Ernest Bloch et sa musique sacrée

D’où vient donc cette volonté de ne voir en lui exclusivement qu’un compositeur juif ? Il est évident qu’il décrit un climat de musique juive, une plongée dans un univers particulier.
Mais lui veut aller plus loin que cette célébration d’un folklore. Il veut aller vers l’éternité du peuple juif. Et pour cela il s’immerge dans la bible et non pas dans le monde yiddish.
Une partie de son œuvre s’inspire alors de thèmes hébraïques et bibliques et s’en irriguent. Il recrée en fait un folklore imaginaire des premiers temps du peuple juif et retourne vers Israël et non vers l’exil.
Voici un aperçu de ces thématiques

 :
Israël pour 2 sopranos, 2 contraltos, basse et orchestre (1916).
Schelomo, rapsodie hébraïque pour violoncelle et orchestre (1916).
Trois poèmes juifs pour orchestre (1917).
Baal Shem (1923).
Suite hébraïque pour orchestre (1951).
Symphonie Israël (1912-1916).
Trois psaumes (1912-1914).
Trois poèmes juifs (1913).
Quatuor n°1 (1916).
Trois tableaux de la vie hassidique (1923).
Méditation Hébraïque pour violoncelle et piano (1924).
From Jewish life pour violoncelle et piano (1924).
Abodah pour violon et piano, mélodie de Yom Kippour (1928).
Service Sacré pour baryton, chœur mixte et orchestre (1933) pour le rite libéral.
Six Préludes pour la Synagogue (1946-1950).
Suite Hébraïque pour alto ou violon et piano (1951).
Méditation et Processionnal pour alto et piano (1951).
Five Hebraic Pieces (1951).
...et je dois en oublier un certain nombre !

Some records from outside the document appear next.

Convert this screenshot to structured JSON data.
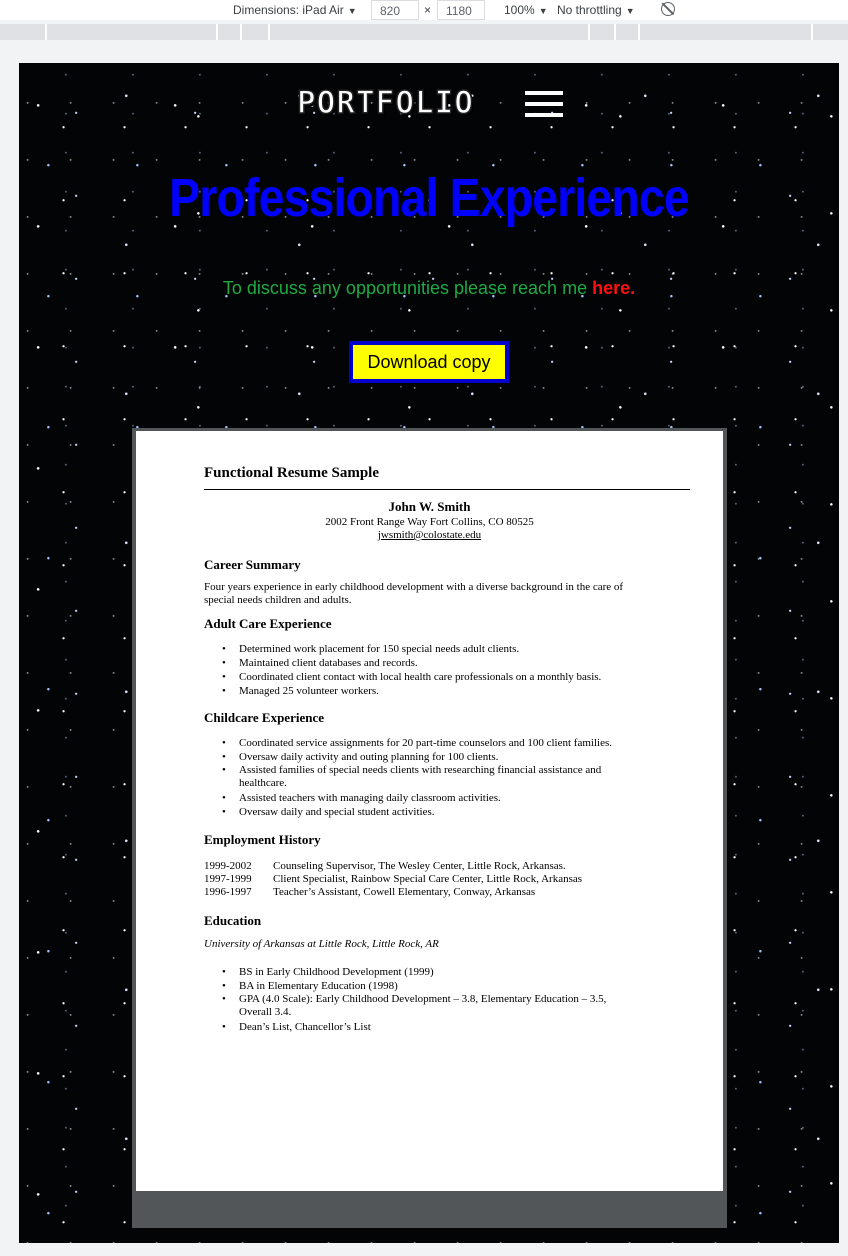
{
  "devtools": {
    "dimensions_label": "Dimensions: iPad Air",
    "width_value": "820",
    "times": "×",
    "height_value": "1180",
    "zoom": "100%",
    "throttle": "No throttling",
    "caret": "▼"
  },
  "nav": {
    "logo": "PORTFOLIO"
  },
  "hero": {
    "title": "Professional Experience",
    "contact_text": "To discuss any opportunities please reach me ",
    "contact_link": "here.",
    "download_label": "Download copy"
  },
  "resume": {
    "heading": "Functional Resume Sample",
    "name": "John W. Smith",
    "address": "2002 Front Range Way Fort Collins, CO 80525",
    "email": "jwsmith@colostate.edu",
    "career_title": "Career Summary",
    "career_text_1": "Four years experience in early childhood development with a diverse background in the care of",
    "career_text_2": "special needs children and adults.",
    "adult_title": "Adult Care Experience",
    "adult_items": [
      "Determined work placement for 150 special needs adult clients.",
      "Maintained client databases and records.",
      "Coordinated client contact with local health care professionals on a monthly basis.",
      "Managed 25 volunteer workers."
    ],
    "child_title": "Childcare Experience",
    "child_items": [
      "Coordinated service assignments for 20 part-time counselors and 100 client families.",
      "Oversaw daily activity and outing planning for 100 clients.",
      "Assisted families of special needs clients with researching financial assistance and healthcare.",
      "Assisted teachers with managing daily classroom activities.",
      "Oversaw daily and special student activities."
    ],
    "employment_title": "Employment History",
    "employment": [
      {
        "years": "1999-2002",
        "role": "Counseling Supervisor, The Wesley Center, Little Rock, Arkansas."
      },
      {
        "years": "1997-1999",
        "role": "Client Specialist, Rainbow Special Care Center, Little Rock, Arkansas"
      },
      {
        "years": "1996-1997",
        "role": "Teacher’s Assistant, Cowell Elementary, Conway, Arkansas"
      }
    ],
    "education_title": "Education",
    "school": "University of Arkansas at Little Rock, Little Rock, AR",
    "education_items": [
      "BS in Early Childhood Development (1999)",
      "BA in Elementary Education (1998)",
      "GPA (4.0 Scale):  Early Childhood Development – 3.8, Elementary Education – 3.5, Overall 3.4.",
      "Dean’s List, Chancellor’s List"
    ]
  }
}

« Il y aura des rhapsodies juives pour orchestre, des poèmes juifs, des drames surtout ; des poèmes pour chant dont je n’ai pas de paroles, mais j’en voudrais d’hébraïque. Toute une bible musicale viendra, et je voudrais laisser chanter en moi ces chants séculaires où vibrera toute l’âme juive, dans ce qu’elle a de profondément nationale et profondément humaine. »

En fait, Ernest Bloch a adapté des éléments musicaux traditionnels et nouveaux à des compositions très dramatiques souvent inspirées de thèmes philosophiques, poétiques ou religieux. Il n’a pas cité comme Chostakovitch, Prokofiev ou Ravel des thèmes juifs, il les a inventés dans une sorte de folklore imaginaire, comme Bartok le fit avec son folklore hongrois ou roumain.
Et son cycle juif ne dure vraiment que de 1912 à 1916 et autour des années 1930 (Service Sacré qu’il considérait comme le plus bel accomplissement de sa musique) et quelques œuvres plus rares composées plus tard.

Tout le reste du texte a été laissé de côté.